For two months the men were locked out. Their wives put on their husband’s work clothes, blackened their faces and marched down Sulphide Street with their children behind a brass band. Shorty O’Neil held the banner with Heather Thomas; he cried and said the women’s support was ‘the best thing that has ever happened in the history of this town’. I told one of th
e wives that Shorty had said that women would never be equal to men in Broken Hill. ‘Oh he did, did he?’ she said. ‘The poor old bugger must be confused in his dotage. He should have learned that, without us, he would never have won a duck in a raffle, let alone a strike.’
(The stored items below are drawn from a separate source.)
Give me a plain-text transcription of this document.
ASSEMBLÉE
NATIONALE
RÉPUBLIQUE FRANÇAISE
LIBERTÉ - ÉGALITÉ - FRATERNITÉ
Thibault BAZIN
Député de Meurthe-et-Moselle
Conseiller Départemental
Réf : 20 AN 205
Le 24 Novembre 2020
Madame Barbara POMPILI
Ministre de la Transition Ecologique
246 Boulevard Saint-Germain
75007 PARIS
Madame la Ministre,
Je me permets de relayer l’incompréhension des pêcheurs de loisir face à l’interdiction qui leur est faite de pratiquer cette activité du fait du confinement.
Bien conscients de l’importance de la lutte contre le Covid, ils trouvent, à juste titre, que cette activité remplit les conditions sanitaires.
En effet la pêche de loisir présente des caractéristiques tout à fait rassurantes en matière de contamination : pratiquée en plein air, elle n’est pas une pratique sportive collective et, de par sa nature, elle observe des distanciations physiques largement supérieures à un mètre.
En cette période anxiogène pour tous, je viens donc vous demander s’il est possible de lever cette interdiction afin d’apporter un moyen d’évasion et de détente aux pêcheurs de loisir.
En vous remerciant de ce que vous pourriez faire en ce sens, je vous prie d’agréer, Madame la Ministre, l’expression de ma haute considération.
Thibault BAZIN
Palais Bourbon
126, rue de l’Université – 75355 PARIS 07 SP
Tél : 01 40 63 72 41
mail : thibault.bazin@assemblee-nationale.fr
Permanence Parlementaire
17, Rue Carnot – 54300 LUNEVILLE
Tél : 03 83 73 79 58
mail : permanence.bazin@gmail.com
When the men returned to work in the winter of 1986, to await the decision of an Arbitration Court judge, there was the usual defiant talk to mask their anxiety. Pam Byron, whose husband Dennis had been a miner for fifteen years, said, ‘Because we’re isolated the fear is different in Broken Hill. When the work goes, where do we go?’
Within days of their return to work, a familiar black flag was raised over Trades Hall. Ray Bloomfield, aged thirty-four, had fallen 100 feet down a shaft. The next shift stopped and the town filled for his funeral procession, which passed the length of the line of lode. In the church, men struggled to control their coughing.
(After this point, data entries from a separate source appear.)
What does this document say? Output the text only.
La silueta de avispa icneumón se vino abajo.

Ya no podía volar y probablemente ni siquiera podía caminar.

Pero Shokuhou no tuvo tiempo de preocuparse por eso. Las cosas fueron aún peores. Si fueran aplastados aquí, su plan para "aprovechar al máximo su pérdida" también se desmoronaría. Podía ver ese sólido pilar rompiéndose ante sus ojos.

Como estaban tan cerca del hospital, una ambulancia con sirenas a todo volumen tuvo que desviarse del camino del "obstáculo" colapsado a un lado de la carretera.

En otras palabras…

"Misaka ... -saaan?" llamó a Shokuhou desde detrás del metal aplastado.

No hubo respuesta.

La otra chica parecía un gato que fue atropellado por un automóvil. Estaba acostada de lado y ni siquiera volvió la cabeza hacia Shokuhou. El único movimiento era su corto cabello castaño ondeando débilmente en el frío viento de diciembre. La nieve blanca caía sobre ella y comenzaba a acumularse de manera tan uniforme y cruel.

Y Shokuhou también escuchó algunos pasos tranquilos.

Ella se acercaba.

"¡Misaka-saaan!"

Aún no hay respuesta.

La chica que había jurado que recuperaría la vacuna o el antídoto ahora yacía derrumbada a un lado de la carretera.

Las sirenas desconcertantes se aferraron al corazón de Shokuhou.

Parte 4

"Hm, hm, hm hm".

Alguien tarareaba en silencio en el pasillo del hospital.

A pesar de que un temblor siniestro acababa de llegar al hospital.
I joined a shift and walked downhill through a fog of dust, judging the man in front from the beam of his lamp. ‘Wait!’ said a voice. Ahead, silhouettes tapped the roof with crowbars. A crack appeared and another blow with a bar brought down a raft of stone, only inches from its tormentors. The company had no quarrel with this ‘work practice’.
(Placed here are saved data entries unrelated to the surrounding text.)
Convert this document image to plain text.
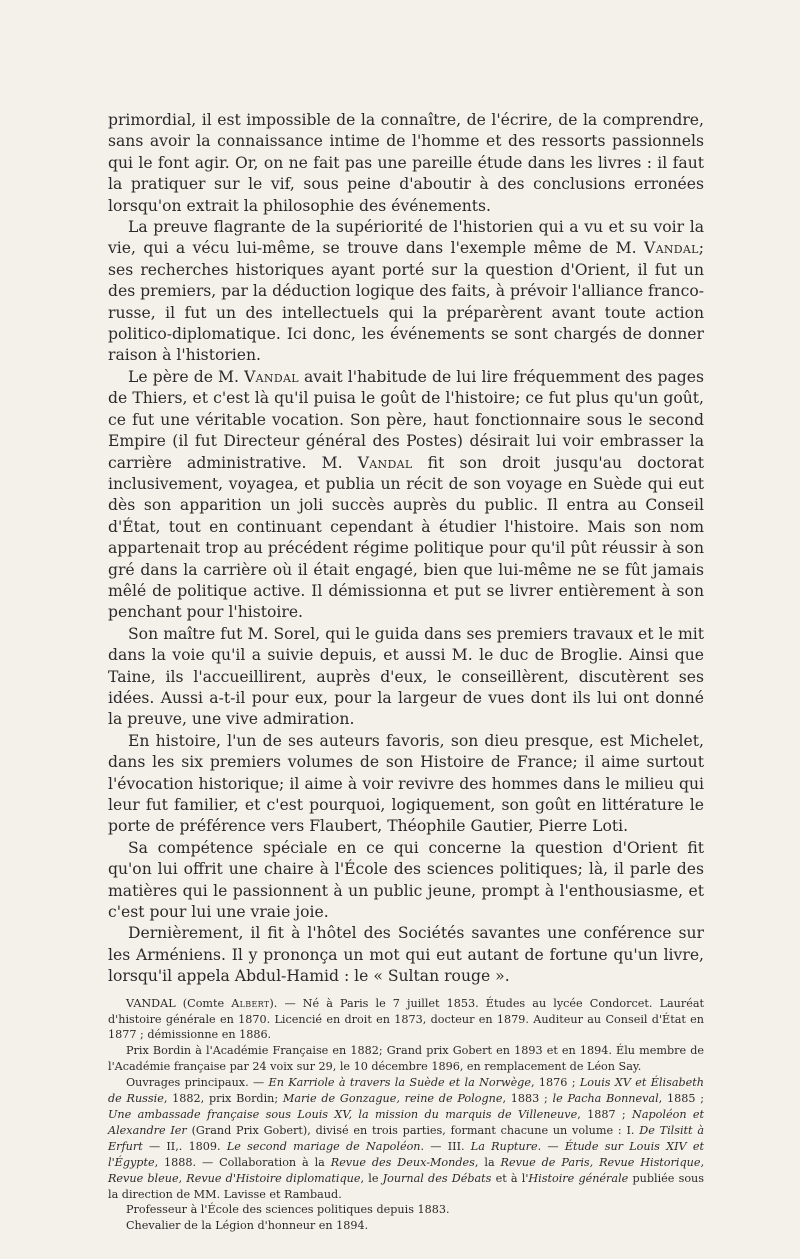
primordial, il est impossible de la connaître, de l'écrire, de la comprendre, sans avoir la connaissance intime de l'homme et des ressorts passionnels qui le font agir. Or, on ne fait pas une pareille étude dans les livres : il faut la pratiquer sur le vif, sous peine d'aboutir à des conclusions erronées lorsqu'on extrait la philosophie des événements.

La preuve flagrante de la supériorité de l'historien qui a vu et su voir la vie, qui a vécu lui-même, se trouve dans l'exemple même de M. Vandal; ses recherches historiques ayant porté sur la question d'Orient, il fut un des premiers, par la déduction logique des faits, à prévoir l'alliance franco-russe, il fut un des intellectuels qui la préparèrent avant toute action politico-diplomatique. Ici donc, les événements se sont chargés de donner raison à l'historien.

Le père de M. Vandal avait l'habitude de lui lire fréquemment des pages de Thiers, et c'est là qu'il puisa le goût de l'histoire; ce fut plus qu'un goût, ce fut une véritable vocation. Son père, haut fonctionnaire sous le second Empire (il fut Directeur général des Postes) désirait lui voir embrasser la carrière administrative. M. Vandal fit son droit jusqu'au doctorat inclusivement, voyagea, et publia un récit de son voyage en Suède qui eut dès son apparition un joli succès auprès du public. Il entra au Conseil d'État, tout en continuant cependant à étudier l'histoire. Mais son nom appartenait trop au précédent régime politique pour qu'il pût réussir à son gré dans la carrière où il était engagé, bien que lui-même ne se fût jamais mêlé de politique active. Il démissionna et put se livrer entièrement à son penchant pour l'histoire.

Son maître fut M. Sorel, qui le guida dans ses premiers travaux et le mit dans la voie qu'il a suivie depuis, et aussi M. le duc de Broglie. Ainsi que Taine, ils l'accueillirent, auprès d'eux, le conseillèrent, discutèrent ses idées. Aussi a-t-il pour eux, pour la largeur de vues dont ils lui ont donné la preuve, une vive admiration.

En histoire, l'un de ses auteurs favoris, son dieu presque, est Michelet, dans les six premiers volumes de son Histoire de France; il aime surtout l'évocation historique; il aime à voir revivre des hommes dans le milieu qui leur fut familier, et c'est pourquoi, logiquement, son goût en littérature le porte de préférence vers Flaubert, Théophile Gautier, Pierre Loti.

Sa compétence spéciale en ce qui concerne la question d'Orient fit qu'on lui offrit une chaire à l'École des sciences politiques; là, il parle des matières qui le passionnent à un public jeune, prompt à l'enthousiasme, et c'est pour lui une vraie joie.

Dernièrement, il fit à l'hôtel des Sociétés savantes une conférence sur les Arméniens. Il y prononça un mot qui eut autant de fortune qu'un livre, lorsqu'il appela Abdul-Hamid : le « Sultan rouge ».

VANDAL (Comte Albert). — Né à Paris le 7 juillet 1853. Études au lycée Condorcet. Lauréat d'histoire générale en 1870. Licencié en droit en 1873, docteur en 1879. Auditeur au Conseil d'État en 1877 ; démissionne en 1886.

Prix Bordin à l'Académie Française en 1882; Grand prix Gobert en 1893 et en 1894. Élu membre de l'Académie française par 24 voix sur 29, le 10 décembre 1896, en remplacement de Léon Say.

Ouvrages principaux. — En Karriole à travers la Suède et la Norwège, 1876 ; Louis XV et Élisabeth de Russie, 1882, prix Bordin; Marie de Gonzague, reine de Pologne, 1883 ; le Pacha Bonneval, 1885 ; Une ambassade française sous Louis XV, la mission du marquis de Villeneuve, 1887 ; Napoléon et Alexandre Ier (Grand Prix Gobert), divisé en trois parties, formant chacune un volume : I. De Tilsitt à Erfurt — II,. 1809. Le second mariage de Napoléon. — III. La Rupture. — Étude sur Louis XIV et l'Égypte, 1888. — Collaboration à la Revue des Deux-Mondes, la Revue de Paris, Revue Historique, Revue bleue, Revue d'Histoire diplomatique, le Journal des Débats et à l'Histoire générale publiée sous la direction de MM. Lavisse et Rambaud.

Professeur à l'École des sciences politiques depuis 1883.

Chevalier de la Légion d'honneur en 1894.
The shaft narrowed. The noise of drilling was now constant, and the ricochet of water and dust stung exposed skin. Those ahead gently moved the timber supports, as heavy as cannons, that propped up the roof. They reminded me of troops bringing up artillery under fire, with their lives depending upon how each man worked; and in every sense – the clipped commands, the tense, planned assault on a stubborn adversary, the degradation of a filthy wet trench and the spirit of comradeship, of watching out for each other – this was mining’s universal front line.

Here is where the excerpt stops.